Samantha Wigglesworth decided to cut her hair to add bangs to her look and dye it pink over the weekend since she figured no one would see her. “I did this because I figured why not? Right now is the perfect time for me to do whatever I want since no one is going to see me,” said Wigglesworth. With the use of tint over regular hair dye, Wigglesworth was unsuccessful with dying her hair and decided to give it another go.

Similar to Wigglesworth’s hair experience, many others are dealing with the same results of not achieving the color they want. There are a number of ways for people to change their hair color and boxed dye is one of them. Unfortunately, using boxed hair dye can lead to getting a different color or not enough color. 

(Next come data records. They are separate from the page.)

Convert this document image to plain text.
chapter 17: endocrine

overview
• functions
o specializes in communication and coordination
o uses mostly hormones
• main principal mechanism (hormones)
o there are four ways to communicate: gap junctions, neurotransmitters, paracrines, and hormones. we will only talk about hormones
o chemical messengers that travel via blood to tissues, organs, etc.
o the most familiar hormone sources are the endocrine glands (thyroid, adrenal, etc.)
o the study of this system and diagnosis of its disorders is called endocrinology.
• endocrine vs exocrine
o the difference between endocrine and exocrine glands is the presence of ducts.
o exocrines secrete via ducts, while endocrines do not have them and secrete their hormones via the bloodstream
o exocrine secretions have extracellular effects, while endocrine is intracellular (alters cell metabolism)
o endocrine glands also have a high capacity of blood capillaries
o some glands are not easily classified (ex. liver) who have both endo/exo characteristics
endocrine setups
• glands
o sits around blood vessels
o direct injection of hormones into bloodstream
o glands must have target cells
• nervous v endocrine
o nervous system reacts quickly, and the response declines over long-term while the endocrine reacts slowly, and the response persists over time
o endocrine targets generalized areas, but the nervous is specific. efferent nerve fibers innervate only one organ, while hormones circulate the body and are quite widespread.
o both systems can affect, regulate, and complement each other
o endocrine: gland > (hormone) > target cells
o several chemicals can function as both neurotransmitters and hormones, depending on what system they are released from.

Danielle Gonzales frequently dyes her own hair every few months. She waited six months before she decided to dye it again. But her aunt, a hairstylist, is how she managed Gonzales’s hair before quarantine took place. So she took matters in her own hands and cut it and dyed it on her own with an unsuccessful outcome. 

“It has been five to six months since I last dyed my hair, and I really like the outcome, so I decided to try to touch it up myself with some boxed dye and did not get the results I wanted. My hair was nice and red before I dyed it,” she said after unsuccessfully touching up her red hair which led to it becoming brown. 

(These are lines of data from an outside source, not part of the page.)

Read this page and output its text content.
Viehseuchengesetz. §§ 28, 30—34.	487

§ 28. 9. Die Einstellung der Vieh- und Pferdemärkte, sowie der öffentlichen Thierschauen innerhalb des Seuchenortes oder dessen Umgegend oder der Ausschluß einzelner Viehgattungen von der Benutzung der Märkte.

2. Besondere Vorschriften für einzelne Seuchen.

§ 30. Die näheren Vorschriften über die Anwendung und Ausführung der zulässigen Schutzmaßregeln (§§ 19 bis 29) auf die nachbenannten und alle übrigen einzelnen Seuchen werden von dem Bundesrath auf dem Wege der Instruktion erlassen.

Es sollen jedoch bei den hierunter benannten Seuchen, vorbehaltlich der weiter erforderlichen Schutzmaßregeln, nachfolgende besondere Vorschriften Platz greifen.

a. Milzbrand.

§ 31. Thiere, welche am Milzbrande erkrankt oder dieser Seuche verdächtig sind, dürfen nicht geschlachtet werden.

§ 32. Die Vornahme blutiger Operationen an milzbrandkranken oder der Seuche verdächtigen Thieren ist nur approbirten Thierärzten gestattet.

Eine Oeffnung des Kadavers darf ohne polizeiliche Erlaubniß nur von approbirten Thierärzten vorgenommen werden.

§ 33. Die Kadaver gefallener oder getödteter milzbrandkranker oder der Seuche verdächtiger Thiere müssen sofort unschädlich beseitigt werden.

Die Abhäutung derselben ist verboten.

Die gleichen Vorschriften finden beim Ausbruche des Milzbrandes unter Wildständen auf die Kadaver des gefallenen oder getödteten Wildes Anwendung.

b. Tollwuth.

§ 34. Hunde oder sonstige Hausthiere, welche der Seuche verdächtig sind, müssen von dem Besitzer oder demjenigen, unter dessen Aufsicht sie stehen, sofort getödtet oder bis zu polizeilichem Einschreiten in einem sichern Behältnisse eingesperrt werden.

Now with social media app, TikTok, that displays a variety of videos and trends, inspires people to follow along. Angela Lopez, who originally had brown curly hair, decided to follow a hair trend she saw on tiktok. “ I decided to trim my hair and I saw this hair trend on tiktok of someone giving themselves blonde highlights so I followed along,” said Lopez. 

There is no definitive timeline for hair salons and barber shops to reopen. So, for now, people will have to continue managing their hair the best way they can.